The Iraqi government has begun to privatize the electricity sector amid much skepticism. The issue of privatization has quickly become controversial one among political factions, especially after the vocal opposition of five southern provinces, namely Dhi Qar, Muthanna, Wasit, Diwaniyah, and Najaf.[1] Privatization is driven by well-established reasons, such as the failure of state owned enterprises, which have proved wasteful and inefficient, producing low quality goods and services at high costs.[2] Reforming the electricity sector is a necessity not only to address domestic needs, but also to attract investment, where lack of infrastructure is always cited as an impediment to investment. Furthermore, the shortage of electricity costs the Iraqi economy an estimated $3-4 billion per year.[3]
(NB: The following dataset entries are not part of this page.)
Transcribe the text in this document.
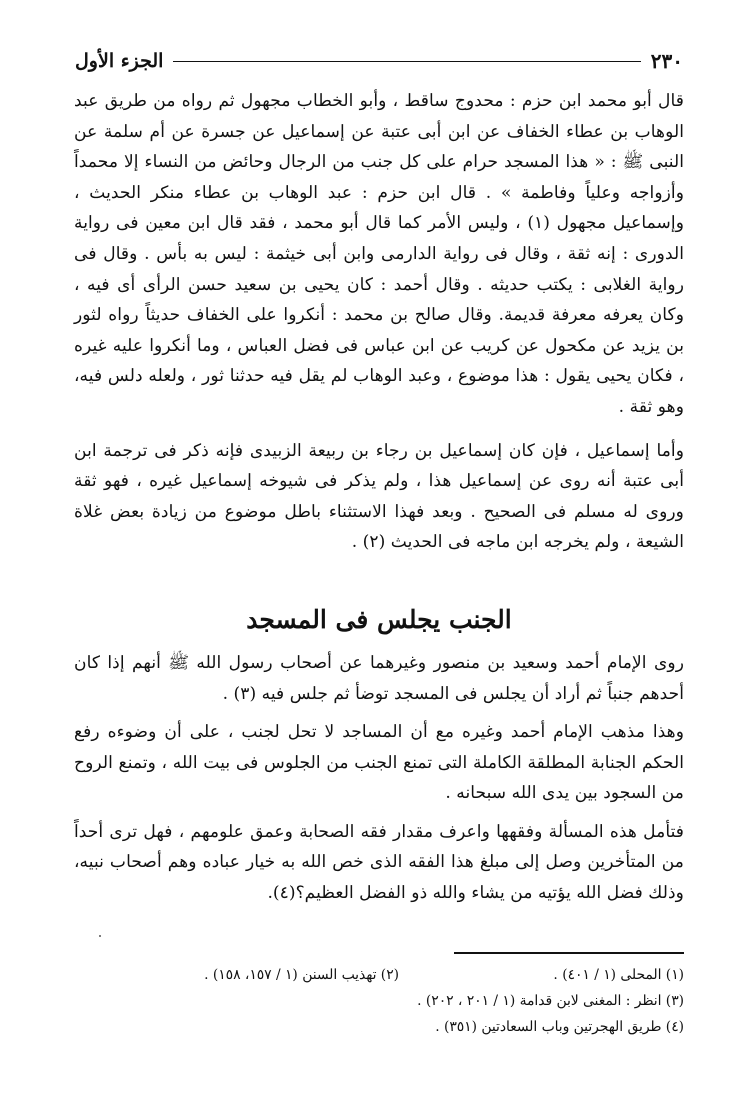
٢٣٠
الجزء الأول

قال أبو محمد ابن حزم : محدوج ساقط ، وأبو الخطاب مجهول ثم رواه من طريق عبد الوهاب بن عطاء الخفاف عن ابن أبى عتبة عن إسماعيل عن جسرة عن أم سلمة عن النبى ﷺ : « هذا المسجد حرام على كل جنب من الرجال وحائض من النساء إلا محمداً وأزواجه وعلياً وفاطمة » . قال ابن حزم : عبد الوهاب بن عطاء منكر الحديث ، وإسماعيل مجهول (١) ، وليس الأمر كما قال أبو محمد ، فقد قال ابن معين فى رواية الدورى : إنه ثقة ، وقال فى رواية الدارمى وابن أبى خيثمة : ليس به بأس . وقال فى رواية الغلابى : يكتب حديثه . وقال أحمد : كان يحيى بن سعيد حسن الرأى أى فيه ، وكان يعرفه معرفة قديمة. وقال صالح بن محمد : أنكروا على الخفاف حديثاً رواه لثور بن يزيد عن مكحول عن كريب عن ابن عباس فى فضل العباس ، وما أنكروا عليه غيره ، فكان يحيى يقول : هذا موضوع ، وعبد الوهاب لم يقل فيه حدثنا ثور ، ولعله دلس فيه، وهو ثقة .

وأما إسماعيل ، فإن كان إسماعيل بن رجاء بن ربيعة الزبيدى فإنه ذكر فى ترجمة ابن أبى عتبة أنه روى عن إسماعيل هذا ، ولم يذكر فى شيوخه إسماعيل غيره ، فهو ثقة وروى له مسلم فى الصحيح . وبعد فهذا الاستثناء باطل موضوع من زيادة بعض غلاة الشيعة ، ولم يخرجه ابن ماجه فى الحديث (٢) .

الجنب يجلس فى المسجد

روى الإمام أحمد وسعيد بن منصور وغيرهما عن أصحاب رسول الله ﷺ أنهم إذا كان أحدهم جنباً ثم أراد أن يجلس فى المسجد توضأ ثم جلس فيه (٣) .

وهذا مذهب الإمام أحمد وغيره مع أن المساجد لا تحل لجنب ، على أن وضوءه رفع الحكم الجنابة المطلقة الكاملة التى تمنع الجنب من الجلوس فى بيت الله ، وتمنع الروح من السجود بين يدى الله سبحانه .

فتأمل هذه المسألة وفقهها واعرف مقدار فقه الصحابة وعمق علومهم ، فهل ترى أحداً من المتأخرين وصل إلى مبلغ هذا الفقه الذى خص الله به خيار عباده وهم أصحاب نبيه، وذلك فضل الله يؤتيه من يشاء والله ذو الفضل العظيم؟(٤).

(١) المحلى (١ / ٤٠١) .
(٢) تهذيب السنن (١ / ١٥٧، ١٥٨) .
(٣) انظر : المغنى لابن قدامة (١ / ٢٠١ ، ٢٠٢) .
(٤) طريق الهجرتين وباب السعادتين (٣٥١) .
Privatization in the electricity sector has been implemented in several countries that face similar challenges to Iraq. For example, the electricity sector in Latin American countries suffered from political interference, overstaffed state-owned utilities, low productivity levels, and highly subsidized prices. All these challenges halted the improvement of electricity, as well as its funding, which became “a heavy fiscal burden for the state.”[4] Therefore, these countries launched into privatization programs during the 1980s. All these experiences could benefit Iraq in consolidating its nascent experience of privatization. However, with the consultation of the World Bank, Iraq developed a multi-phase strategy to reform electricity in a way that addresses domestic challenges.

This paper will present an overview of existing privatization efforts in Iraq; explain the underlying reasons for opposition from local politicians; provide an assessment of existing privatization efforts; and conclude with policy recommendations for consolidating privatization in Iraq.